来週の株式相場見通し=堅調地合いを持続、金融政策決定会合が焦点

 来週(21~25日)の東京株式市場は、引き続き堅調な地合いが予想され、日経平均株価は1万1000円台固めの動きとなりそうだ。想定レンジは1万800~1万1200円とする。
 週末18日の東京株式市場は、外国為替市場で円が1ドル=90円台の円安となったことを受けほぼ全面高となり、日経平均株価終値は303円高の1万913円高値引けと約2年9カ月ぶりの高値を付ける異彩な強さをみせつけた。

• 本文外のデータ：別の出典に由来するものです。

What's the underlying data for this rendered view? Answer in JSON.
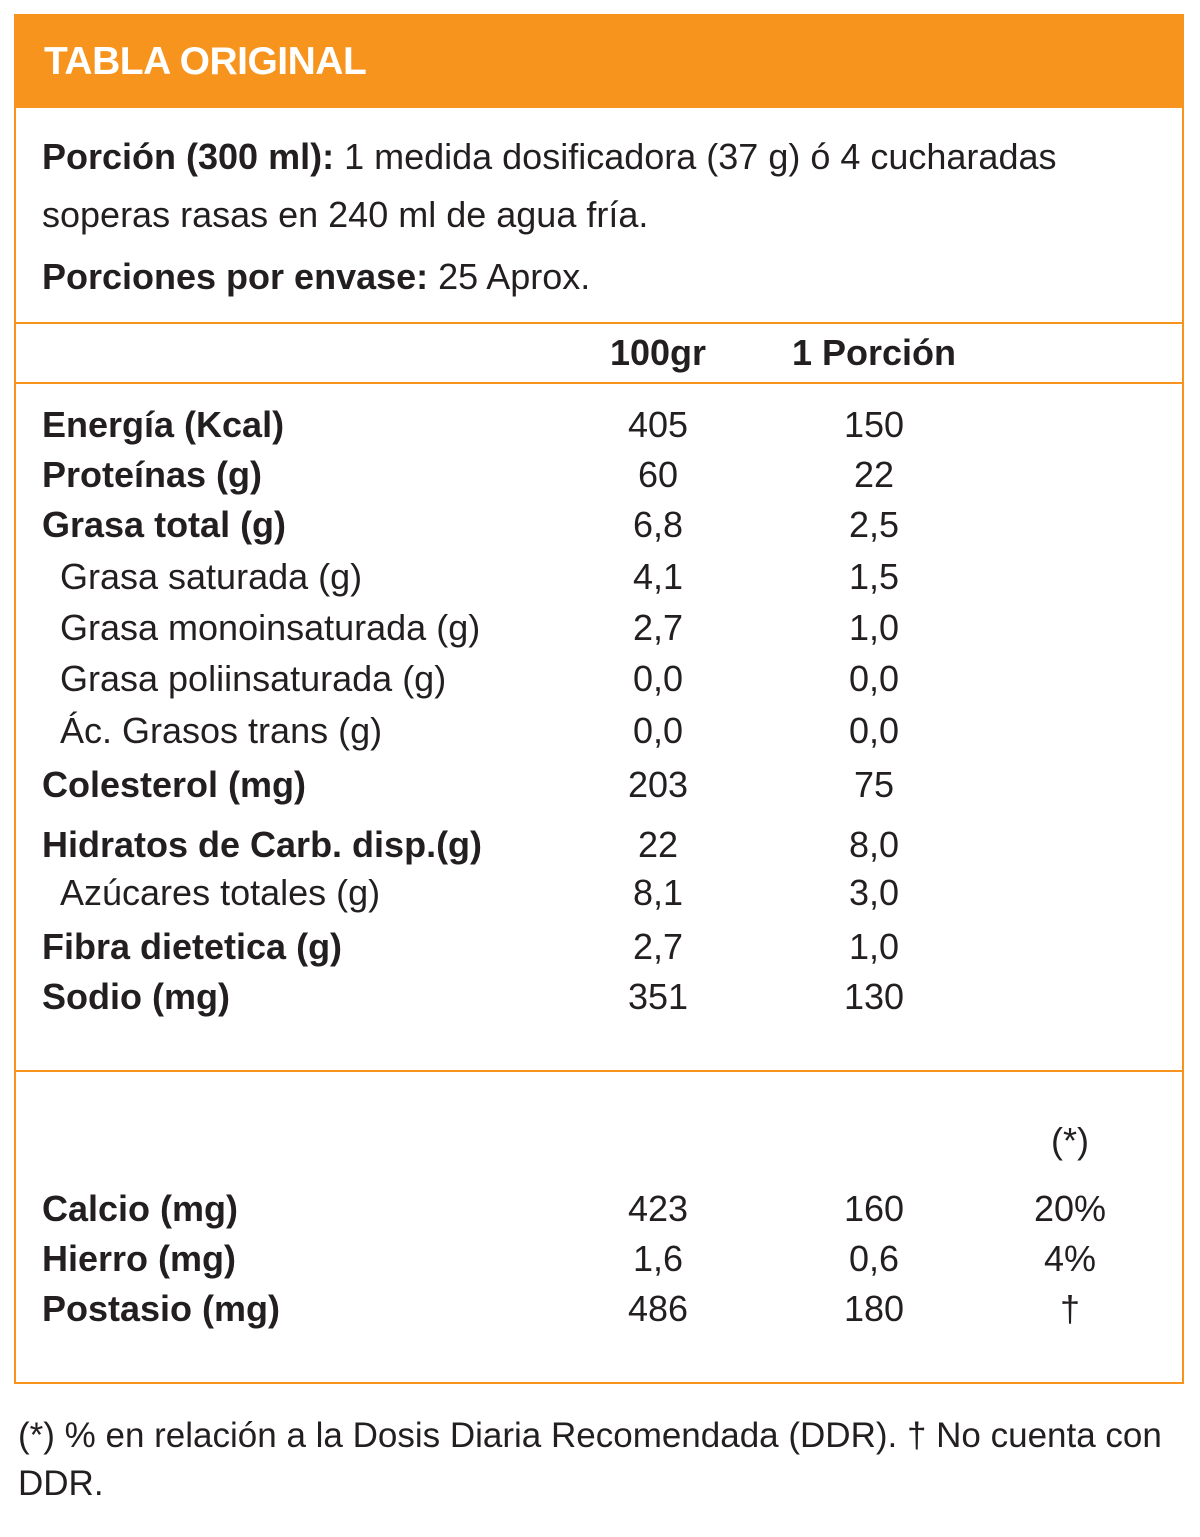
{
  "header": {
    "title": "TABLA ORIGINAL"
  },
  "serving": {
    "portion_label": "Porción (300 ml):",
    "portion_text": " 1 medida dosificadora (37 g) ó 4 cucharadas soperas rasas en 240 ml de agua fría.",
    "servings_label": "Porciones por envase:",
    "servings_value": " 25 Aprox."
  },
  "columns": {
    "per100": "100gr",
    "per_portion": "1 Porción",
    "ddr_mark": "(*)"
  },
  "nutrients": [
    {
      "label": "Energía (Kcal)",
      "per100": "405",
      "per_portion": "150"
    },
    {
      "label": "Proteínas (g)",
      "per100": "60",
      "per_portion": "22"
    },
    {
      "label": "Grasa total (g)",
      "per100": "6,8",
      "per_portion": "2,5"
    },
    {
      "label": "Grasa saturada (g)",
      "per100": "4,1",
      "per_portion": "1,5"
    },
    {
      "label": "Grasa monoinsaturada (g)",
      "per100": "2,7",
      "per_portion": "1,0"
    },
    {
      "label": "Grasa poliinsaturada (g)",
      "per100": "0,0",
      "per_portion": "0,0"
    },
    {
      "label": "Ác. Grasos trans (g)",
      "per100": "0,0",
      "per_portion": "0,0"
    },
    {
      "label": "Colesterol (mg)",
      "per100": "203",
      "per_portion": "75"
    },
    {
      "label": "Hidratos de Carb. disp.(g)",
      "per100": "22",
      "per_portion": "8,0"
    },
    {
      "label": "Azúcares totales (g)",
      "per100": "8,1",
      "per_portion": "3,0"
    },
    {
      "label": "Fibra dietetica (g)",
      "per100": "2,7",
      "per_portion": "1,0"
    },
    {
      "label": "Sodio (mg)",
      "per100": "351",
      "per_portion": "130"
    }
  ],
  "minerals": [
    {
      "label": "Calcio (mg)",
      "per100": "423",
      "per_portion": "160",
      "ddr": "20%"
    },
    {
      "label": "Hierro (mg)",
      "per100": "1,6",
      "per_portion": "0,6",
      "ddr": "4%"
    },
    {
      "label": "Postasio (mg)",
      "per100": "486",
      "per_portion": "180",
      "ddr": "†"
    }
  ],
  "footnote": "(*) % en relación a la Dosis Diaria Recomendada (DDR). † No cuenta con DDR.",
  "colors": {
    "accent": "#f7941d",
    "text": "#231f20"
  }
}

 来週前半の21~22日に開催される日銀金融政策決定会合では、日銀は安倍晋三首相が求めてきた物価目標2%の採用を明記すると同時に、その達成が見通せるまで無制限に国債買い入れなどの金融緩和を続ける方針を打ち出す見通しだ。市場関係者の間では「金融政策決定会合による追加金融緩和で、いったん材料出尽くし感が台頭する」との見方は根強いものの、米国企業の決算発表で裏付けられる景気回復基調などから、円安傾向が持続するものと判断できるため、株価の大幅調整の可能性は限定的といえそうだ。
 日程面では、月例経済報告(23日)、12月貿易収支(24日)、気象庁3カ月予報(同)、12月全国消費者物価(25日)が焦点。海外では、ユーロ圏財務相会合(21日)、中国1月HSBC製造業PMI指数(24日)などが注目される。